Pembangunan Gedung Harus Memperhatikan Potensi Bencana
Menteri Pekerjaan Umum dan Perumahan Rakyat (Menpupera) Basuki Hadimuljono menghimbau semua pihak agar dalam melakukan pembangunan memerhatikan potensi bencana alam. Setiap proyek yang dibangun harus menyesuaikan dengan kondisi alam atau lingkungan. Ia mencontohkan soal perubahan terhadap pola dan intensitas hujan. Agar tidak menimbulkan banjir pembangunan harus mengoptimalkan reservoir alami misalnya danau, situ, palung sungai, maupun penampung air buatan berupa embung, kolam retensi, atau bendungan.

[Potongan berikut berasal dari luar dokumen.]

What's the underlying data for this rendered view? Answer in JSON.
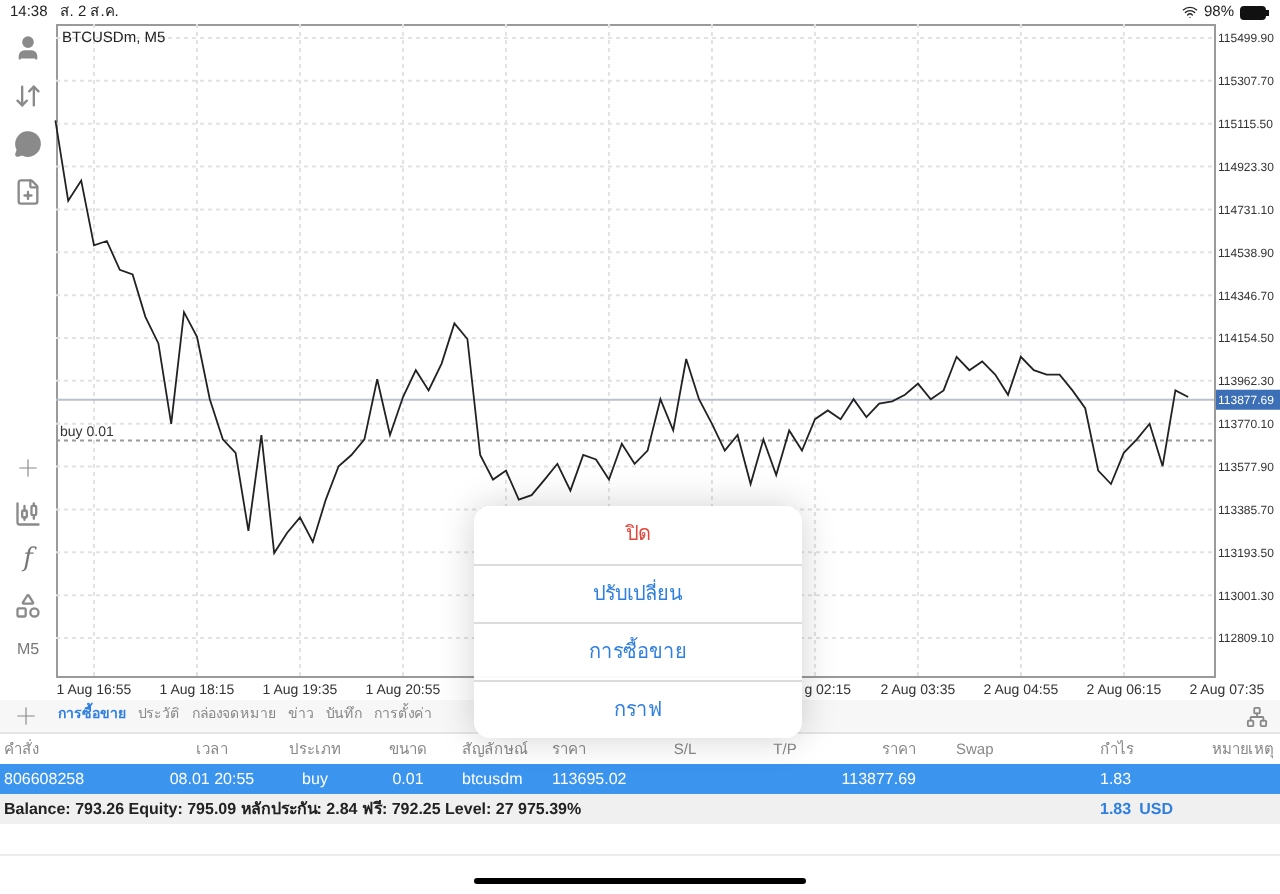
{
  "status_bar": {
    "time": "14:38",
    "date": "ส. 2 ส.ค.",
    "battery": "98%"
  },
  "toolbar": {
    "function_glyph": "f",
    "timeframe": "M5"
  },
  "chart": {
    "title": "BTCUSDm, M5",
    "chart_data": {
      "type": "line",
      "grid": true,
      "ylim": [
        112638.8,
        115562.7
      ],
      "categories": [
        null,
        null,
        null,
        "1 Aug 16:55",
        null,
        null,
        null,
        null,
        null,
        null,
        null,
        "1 Aug 18:15",
        null,
        null,
        null,
        null,
        null,
        null,
        null,
        "1 Aug 19:35",
        null,
        null,
        null,
        null,
        null,
        null,
        null,
        "1 Aug 20:55",
        null,
        null,
        null,
        null,
        null,
        null,
        null,
        null,
        null,
        null,
        null,
        null,
        null,
        null,
        null,
        null,
        null,
        null,
        null,
        null,
        null,
        null,
        null,
        null,
        null,
        null,
        null,
        null,
        null,
        null,
        null,
        null,
        "g 02:15",
        null,
        null,
        null,
        null,
        null,
        null,
        "2 Aug 03:35",
        null,
        null,
        null,
        null,
        null,
        null,
        null,
        "2 Aug 04:55",
        null,
        null,
        null,
        null,
        null,
        null,
        null,
        "2 Aug 06:15",
        null,
        null,
        null,
        null,
        null,
        null,
        null,
        "2 Aug 07:35"
      ],
      "series": [
        {
          "color": "#222222",
          "values": [
            115130,
            114770,
            114860,
            114570,
            114590,
            114460,
            114440,
            114250,
            114130,
            113770,
            114270,
            114160,
            113880,
            113700,
            113640,
            113290,
            113720,
            113190,
            113280,
            113350,
            113240,
            113430,
            113580,
            113630,
            113700,
            113970,
            113720,
            113890,
            114010,
            113920,
            114040,
            114220,
            114150,
            113630,
            113520,
            113560,
            113430,
            113450,
            113520,
            113590,
            113470,
            113630,
            113610,
            113520,
            113680,
            113590,
            113650,
            113880,
            113740,
            114060,
            113880,
            113770,
            113650,
            113720,
            113500,
            113700,
            113540,
            113740,
            113650,
            113790,
            113830,
            113790,
            113880,
            113800,
            113860,
            113870,
            113900,
            113950,
            113880,
            113920,
            114070,
            114010,
            114050,
            113990,
            113900,
            114070,
            114010,
            113990,
            113990,
            113920,
            113840,
            113560,
            113500,
            113640,
            113700,
            113770,
            113580,
            113920,
            113890,
            null,
            null,
            null
          ]
        }
      ],
      "yticks": [
        {
          "value": 115499.9,
          "label": "115499.90"
        },
        {
          "value": 115307.7,
          "label": "115307.70"
        },
        {
          "value": 115115.5,
          "label": "115115.50"
        },
        {
          "value": 114923.3,
          "label": "114923.30"
        },
        {
          "value": 114731.1,
          "label": "114731.10"
        },
        {
          "value": 114538.9,
          "label": "114538.90"
        },
        {
          "value": 114346.7,
          "label": "114346.70"
        },
        {
          "value": 114154.5,
          "label": "114154.50"
        },
        {
          "value": 113962.3,
          "label": "113962.30"
        },
        {
          "value": 113770.1,
          "label": "113770.10"
        },
        {
          "value": 113577.9,
          "label": "113577.90"
        },
        {
          "value": 113385.7,
          "label": "113385.70"
        },
        {
          "value": 113193.5,
          "label": "113193.50"
        },
        {
          "value": 113001.3,
          "label": "113001.30"
        },
        {
          "value": 112809.1,
          "label": "112809.10"
        }
      ],
      "ref_lines": [
        {
          "axis": "y",
          "value": 113877.69,
          "label": "113877.69"
        },
        {
          "axis": "y",
          "value": 113695.02,
          "label": "buy 0.01"
        }
      ]
    }
  },
  "action_sheet": [
    {
      "label": "ปิด",
      "kind": "destructive"
    },
    {
      "label": "ปรับเปลี่ยน",
      "kind": "default"
    },
    {
      "label": "การซื้อขาย",
      "kind": "default"
    },
    {
      "label": "กราฟ",
      "kind": "default"
    }
  ],
  "tabs": [
    {
      "label": "การซื้อขาย",
      "selected": true
    },
    {
      "label": "ประวัติ",
      "selected": false
    },
    {
      "label": "กล่องจดหมาย",
      "selected": false
    },
    {
      "label": "ข่าว",
      "selected": false
    },
    {
      "label": "บันทึก",
      "selected": false
    },
    {
      "label": "การตั้งค่า",
      "selected": false
    }
  ],
  "table": {
    "columns": [
      "คำสั่ง",
      "เวลา",
      "ประเภท",
      "ขนาด",
      "สัญลักษณ์",
      "ราคา",
      "S/L",
      "T/P",
      "ราคา",
      "Swap",
      "กำไร",
      "หมายเหตุ"
    ],
    "rows": [
      {
        "selected": true,
        "order": "806608258",
        "time": "08.01 20:55",
        "type": "buy",
        "volume": "0.01",
        "symbol": "btcusdm",
        "open_price": "113695.02",
        "price": "113877.69",
        "profit": "1.83"
      }
    ]
  },
  "summary": {
    "text": "Balance: 793.26 Equity: 795.09 หลักประกัน: 2.84 ฟรี: 792.25 Level: 27 975.39%",
    "profit": "1.83",
    "currency": "USD"
  }
}
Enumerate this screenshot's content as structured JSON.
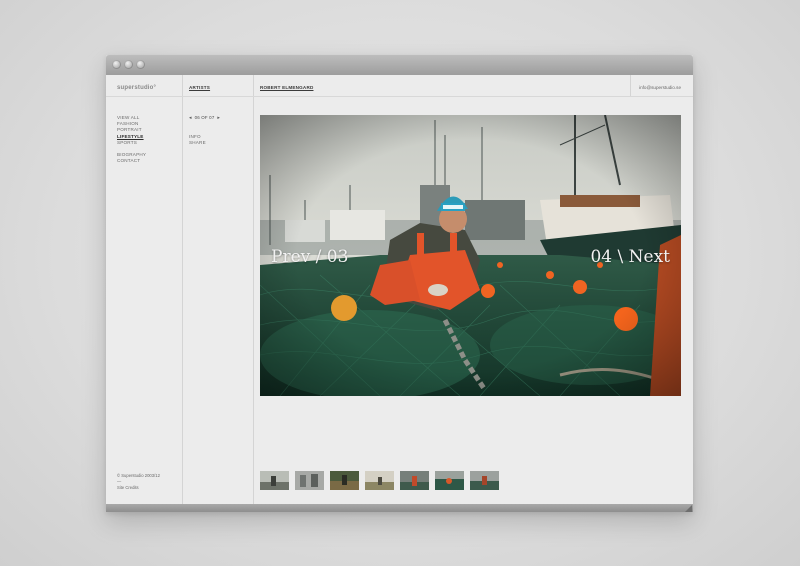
{
  "brand": {
    "logo": "superstudio°"
  },
  "topbar": {
    "artists_link": "ARTISTS",
    "artist_name": "ROBERT ELMENGARD",
    "email": "info@superstudio.se"
  },
  "nav": {
    "items": [
      "VIEW ALL",
      "FASHION",
      "PORTRAIT",
      "LIFESTYLE",
      "SPORTS"
    ],
    "active": "LIFESTYLE",
    "extra": [
      "BIOGRAPHY",
      "CONTACT"
    ]
  },
  "gallery": {
    "prev_arrow": "◂",
    "counter": "06 OF 07",
    "next_arrow": "▸",
    "info": "INFO",
    "share": "SHARE",
    "prev_label": "Prev / 03",
    "next_label": "04 \\ Next"
  },
  "footer": {
    "copyright": "© Superstudio 2003/12",
    "dash": "—",
    "site_credits": "Site Credits"
  },
  "thumbnails": {
    "count": 7
  }
}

“Ini diperlukan untuk menampung intensitas hujan yang meningkat sehingga bisa meredam banjir dan di sisi lain menyimpan cadangan air untuk musim kemarau yang lebih panjang,” ujar Basuki saat bicara pada rapat koordinasi Badan Nasional Penanggulangan Bencana (BNPB) di Bogor, Selasa (8/9).

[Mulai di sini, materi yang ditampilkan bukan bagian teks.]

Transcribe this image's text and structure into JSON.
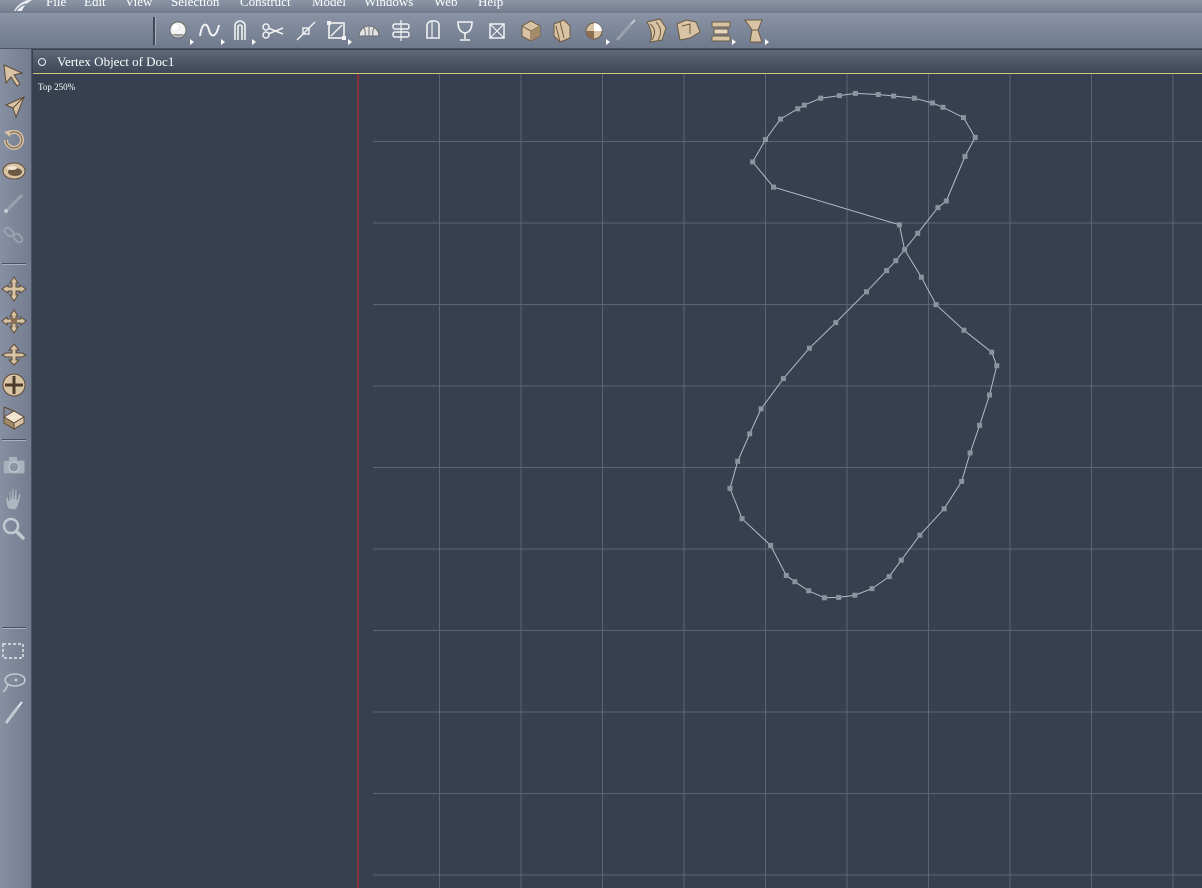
{
  "menu": [
    {
      "label": "File",
      "name": "menu-file"
    },
    {
      "label": "Edit",
      "name": "menu-edit"
    },
    {
      "label": "View",
      "name": "menu-view"
    },
    {
      "label": "Selection",
      "name": "menu-selection"
    },
    {
      "label": "Construct",
      "name": "menu-construct"
    },
    {
      "label": "Model",
      "name": "menu-model"
    },
    {
      "label": "Windows",
      "name": "menu-windows"
    },
    {
      "label": "Web",
      "name": "menu-web"
    },
    {
      "label": "Help",
      "name": "menu-help"
    }
  ],
  "toolbar": {
    "tools": [
      {
        "icon": "sphere-icon",
        "more": true
      },
      {
        "icon": "spline-icon",
        "more": true
      },
      {
        "icon": "lathe-icon",
        "more": true
      },
      {
        "icon": "scissors-icon",
        "more": false
      },
      {
        "icon": "add-point-icon",
        "more": false
      },
      {
        "icon": "bounding-box-icon",
        "more": true
      },
      {
        "icon": "dome-icon",
        "more": false
      },
      {
        "icon": "sweep-icon",
        "more": false
      },
      {
        "icon": "extrude-icon",
        "more": false
      },
      {
        "icon": "goblet-icon",
        "more": false
      },
      {
        "icon": "crossed-box-icon",
        "more": false
      },
      {
        "icon": "cube-icon",
        "more": false
      },
      {
        "icon": "wrap-icon",
        "more": false
      },
      {
        "icon": "material-ball-icon",
        "more": true
      },
      {
        "icon": "brush-icon",
        "more": false
      },
      {
        "icon": "deform-twist-icon",
        "more": false
      },
      {
        "icon": "deform-bend-icon",
        "more": false
      },
      {
        "icon": "deform-align-icon",
        "more": true
      },
      {
        "icon": "deform-taper-icon",
        "more": true
      }
    ]
  },
  "palette": {
    "tools": [
      {
        "icon": "select-arrow-icon"
      },
      {
        "icon": "direct-select-icon"
      },
      {
        "icon": "rotate-icon"
      },
      {
        "icon": "virtual-trackball-icon"
      },
      {
        "icon": "link-icon"
      },
      {
        "icon": "unlink-icon"
      },
      {
        "icon": "move-icon"
      },
      {
        "icon": "move-planar-icon"
      },
      {
        "icon": "move-vertical-icon"
      },
      {
        "icon": "scale-icon"
      },
      {
        "icon": "working-box-icon"
      },
      {
        "icon": "camera-icon"
      },
      {
        "icon": "pan-hand-icon"
      },
      {
        "icon": "zoom-icon"
      },
      {
        "icon": "marquee-select-icon"
      },
      {
        "icon": "lasso-select-icon"
      },
      {
        "icon": "paint-select-icon"
      }
    ]
  },
  "document": {
    "title": "Vertex Object of Doc1",
    "view_label": "Top 250%",
    "colors": {
      "background": "#36404f",
      "grid": "#5a6475",
      "origin_line": "#c0282e",
      "curve": "#b6bcc6",
      "vertex": "#8c939e"
    }
  },
  "curve": {
    "closed": true,
    "vertices_top_view": [
      [
        14.6,
        -64.8
      ],
      [
        16.0,
        -58.0
      ],
      [
        20.6,
        -50.5
      ],
      [
        24.6,
        -43.0
      ],
      [
        32.2,
        -36.0
      ],
      [
        39.8,
        -30.0
      ],
      [
        41.2,
        -26.3
      ],
      [
        39.2,
        -18.3
      ],
      [
        36.5,
        -10.0
      ],
      [
        33.9,
        -2.5
      ],
      [
        31.6,
        5.3
      ],
      [
        26.8,
        12.8
      ],
      [
        20.2,
        20.0
      ],
      [
        15.1,
        26.8
      ],
      [
        11.8,
        31.3
      ],
      [
        7.1,
        34.6
      ],
      [
        2.4,
        36.4
      ],
      [
        -2.0,
        37.0
      ],
      [
        -5.9,
        37.1
      ],
      [
        -10.2,
        35.2
      ],
      [
        -14.0,
        32.7
      ],
      [
        -16.3,
        31.0
      ],
      [
        -20.6,
        22.8
      ],
      [
        -28.4,
        15.5
      ],
      [
        -31.7,
        7.2
      ],
      [
        -29.6,
        -0.2
      ],
      [
        -26.3,
        -7.7
      ],
      [
        -23.2,
        -14.5
      ],
      [
        -17.1,
        -22.8
      ],
      [
        -10.0,
        -31.1
      ],
      [
        -2.8,
        -38.1
      ],
      [
        5.6,
        -46.5
      ],
      [
        11.1,
        -52.3
      ],
      [
        13.6,
        -55.0
      ],
      [
        19.6,
        -62.5
      ],
      [
        25.1,
        -69.5
      ],
      [
        27.4,
        -71.3
      ],
      [
        32.5,
        -83.5
      ],
      [
        35.3,
        -88.7
      ],
      [
        32.1,
        -94.1
      ],
      [
        26.5,
        -96.9
      ],
      [
        23.6,
        -98.1
      ],
      [
        18.7,
        -99.4
      ],
      [
        13.0,
        -100.0
      ],
      [
        8.8,
        -100.4
      ],
      [
        2.6,
        -100.7
      ],
      [
        -1.8,
        -100.1
      ],
      [
        -6.9,
        -99.4
      ],
      [
        -11.4,
        -97.5
      ],
      [
        -13.2,
        -96.5
      ],
      [
        -17.9,
        -93.7
      ],
      [
        -22.0,
        -88.1
      ],
      [
        -25.5,
        -82.0
      ],
      [
        -19.8,
        -75.1
      ]
    ]
  }
}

Selain itu institusi-institusi pemerintah dan non pemerintah perlu meningkatkan kewaspadaan terhadap bencana. Basuki juga mengajak semua pihak aktif menyusun pembaharuan peta gempa untuk dijadikan patokan dalam setiap pembangunan. Peta gempa terakhir dikeluarkan tahun 2010.

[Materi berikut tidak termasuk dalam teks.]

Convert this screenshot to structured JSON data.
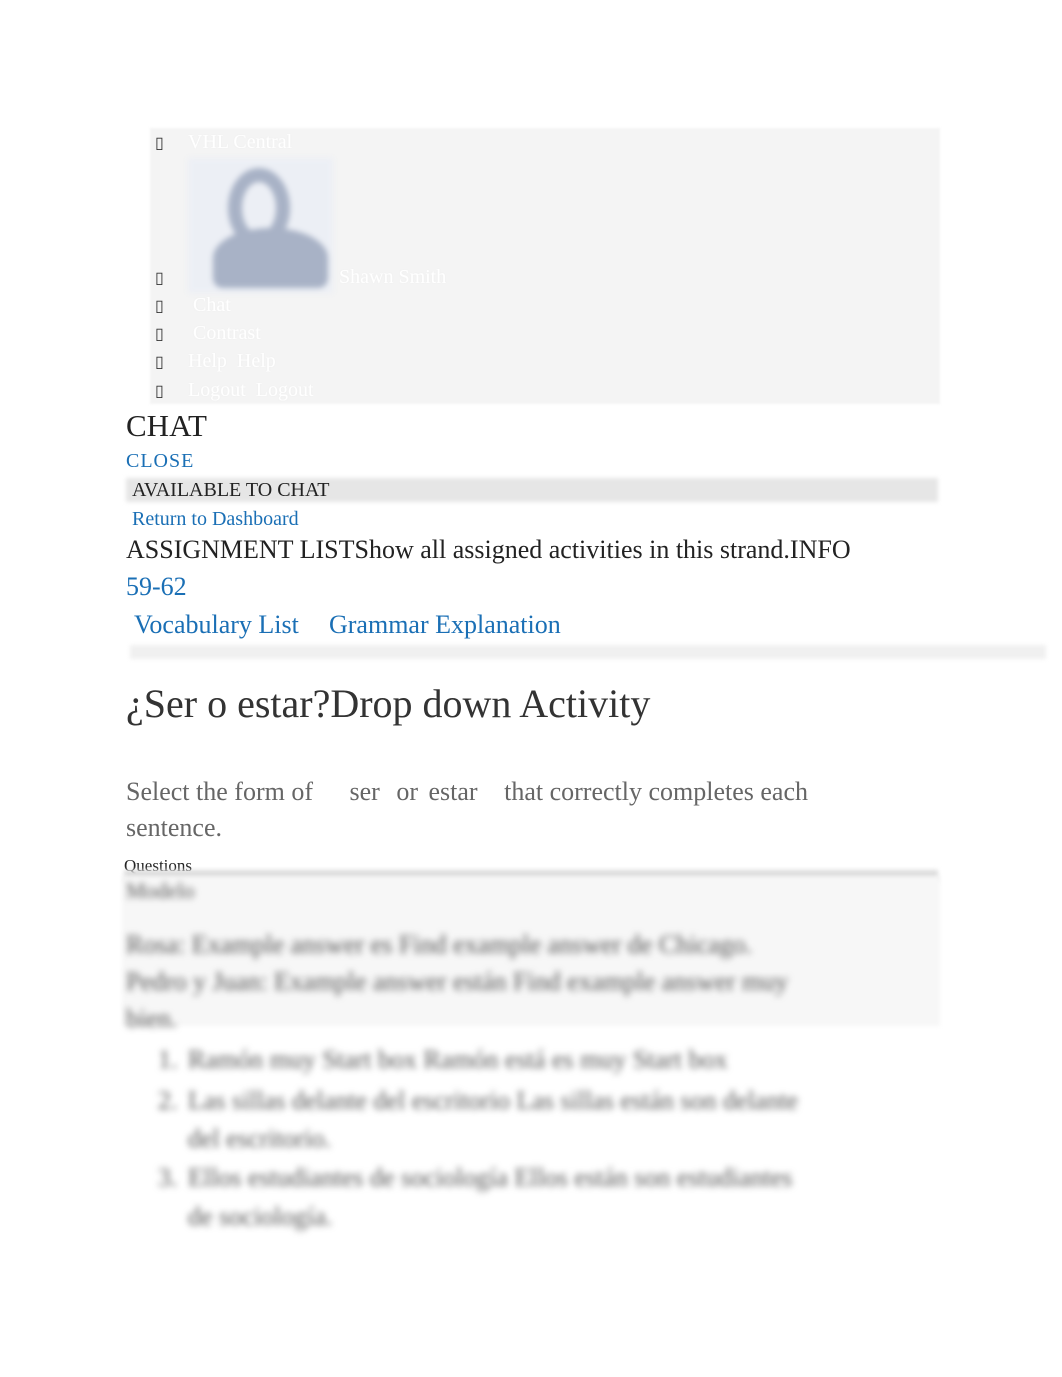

Pada kesempatan berbeda Basuki juga menghimbau agar pembangunan gedung tinggi jangan hanya memerhatikan estetika. Tidak kalah penting perhatian terhadap keamanan penghuni gedung, misalnya jalur evakuasi ketika terjadi bencana. Ia menilai rancangan tangga darurat di sebagian besar gedung kurang tepat. Tangga tersebut dibuat di bagian dalam atau di samping lift sehingga bila terjadi kebakaran penghuni gedung sulit untuk mengakses karena tertutup asap.
Basuki menyebut tangga darurat di luar gedung mengurangi aspek estetika, tapi itu diperlukan. Setiap gedung sebaiknya juga dilengkapi helipad di rooftop untuk evakuasi kalau ada yang sakit atau lainnya. “Hal-hal seperti ini harus mulai dipikirkan termasuk bangunan rumah susun sederhana milik (rusunami) maupun rumah susun sewa (rusunawa),” tandasnya.